-
Notifications
You must be signed in to change notification settings - Fork 160
Description
Hi! We have been using this lovely gem for a while now and it made it easier to export relevant metrics that we can consume with Grafana dashboards.
One problem we are having is that our pods (we host our app in Kubernetes) get randomly OOMKilled and from reading past issues I am wondering if the problem could be that we push many values for a particular metric.
So basically we use the request queue time as metric used for the autoscaling, since it's more accurate than autoscaling based on resources usage.
This is the code I am using in a middleware to determine the request queue time with Puma:
require 'prometheus_exporter/client'
class MetricsMiddleware
X_REQUEST_START_HEADER_KEY = "HTTP_X_REQUEST_START".freeze
NGINX_REQUEST_START_PREFIX = "t=".freeze
PUMA_REQUEST_BODY_WAIT_KEY = "puma.request_body_wait".freeze
EMPTY_STRING = "".freeze
def initialize(app)
@prometheus_exporter_client = PrometheusExporter::Client.default
@app = app
end
def call(env)
start = env[X_REQUEST_START_HEADER_KEY].
to_s.
gsub(NGINX_REQUEST_START_PREFIX, EMPTY_STRING).
to_f * 1000
wait = env[PUMA_REQUEST_BODY_WAIT_KEY] || 0
current = Time.now.to_f * 1000
queue_time = (current - wait - start).to_i
env["start_time"] = start
env["wait_time"] = wait
env["current_time"] = current
env["queue_time"] = queue_time
if start != 0 && Rails.env.production?
@prometheus_exporter_client.send_json(
type: "queue_time",
queue_time:,
)
end
@app.call(env)
end
end
As you can see, we are pushing the value for this metric on each web request. Since we handle around 450K requests per hour average, I am suspecting - again from reading past issues here - that this may be a problem with the prometheus client using too many resources.
Can this a problem as I suspect or is it something we don't need to worry about? If it is a problem, are there any workarounds apart from reducing the number of values by sampling the requests instead of exporting the metric for all the requests?
Thanks in advance!
Edit: forgot to add the code for the collector for this custom metric:
require "prometheus_exporter/server/type_collector"
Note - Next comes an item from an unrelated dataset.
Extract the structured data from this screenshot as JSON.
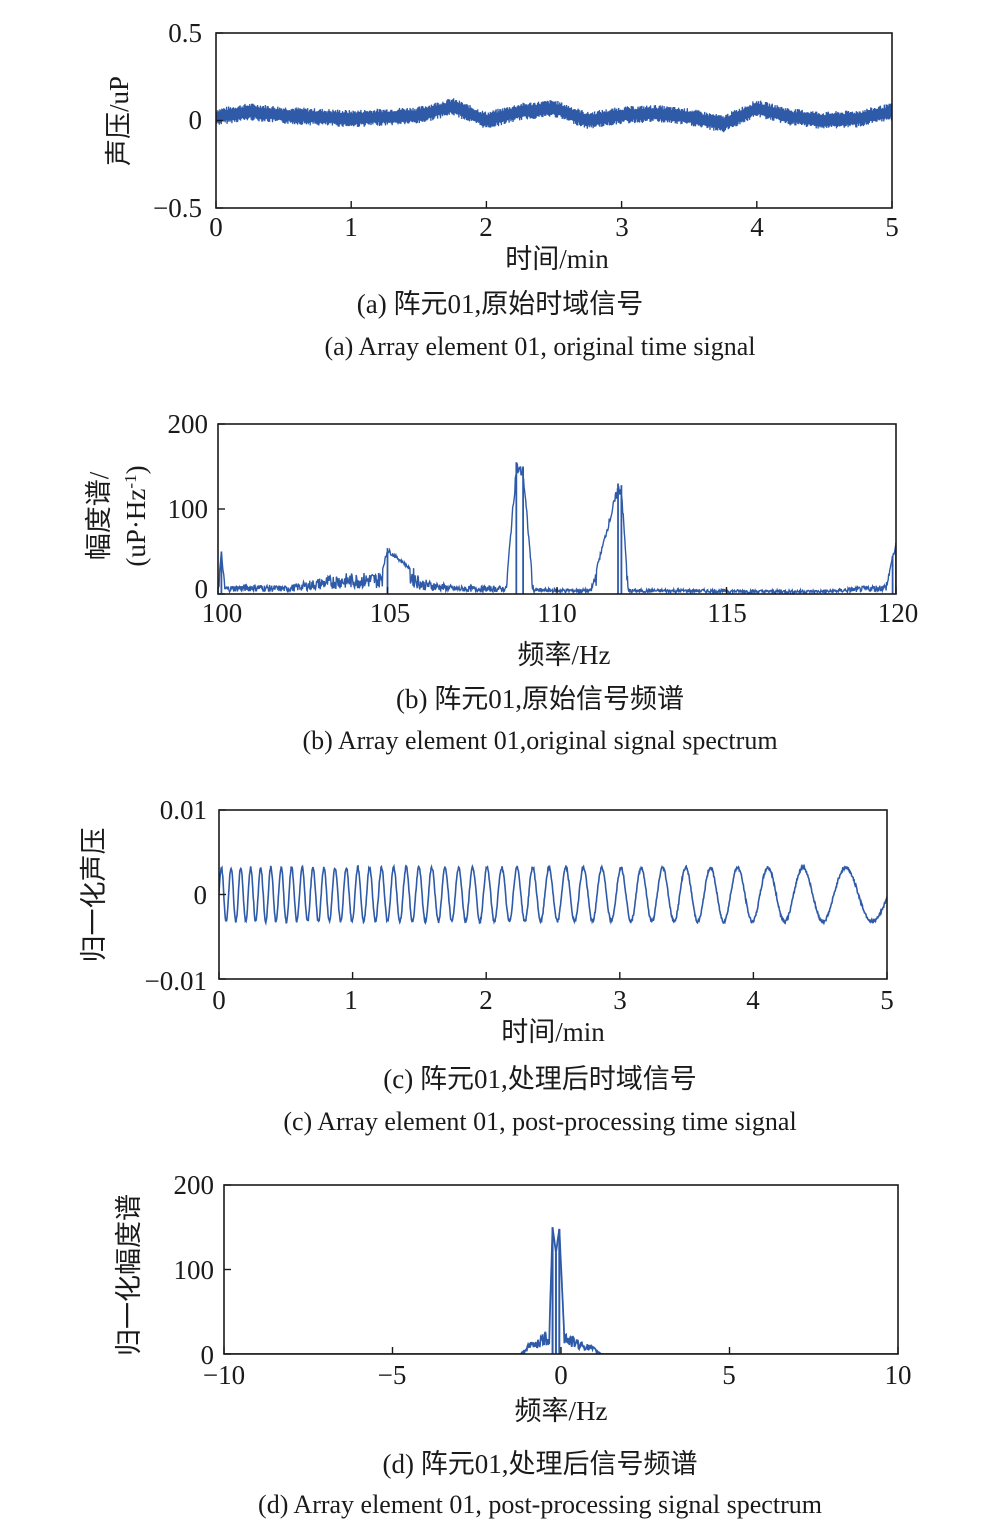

module PrometheusCollectors
class QueueTimeCollector < PrometheusExporter::Server::TypeCollector
LATENCY_BUCKETS = [
2.5,
5,
10,
15,
20,
25,
30,
35,
40,
45,
50,
75,
100,
200,
300,
500,
1000,
60_000,
].freeze
def initialize
super
@queue_time = PrometheusExporter::Metric::Histogram.new(
"queue_time",
"Time requests waited before Rails service began",
buckets: LATENCY_BUCKETS,
)
end
def type
"queue_time"
end
def collect(obj)
if (latency = obj["queue_time"])
@queue_time.observe(latency)
end
end
def metrics
[@queue_time]
end
end
end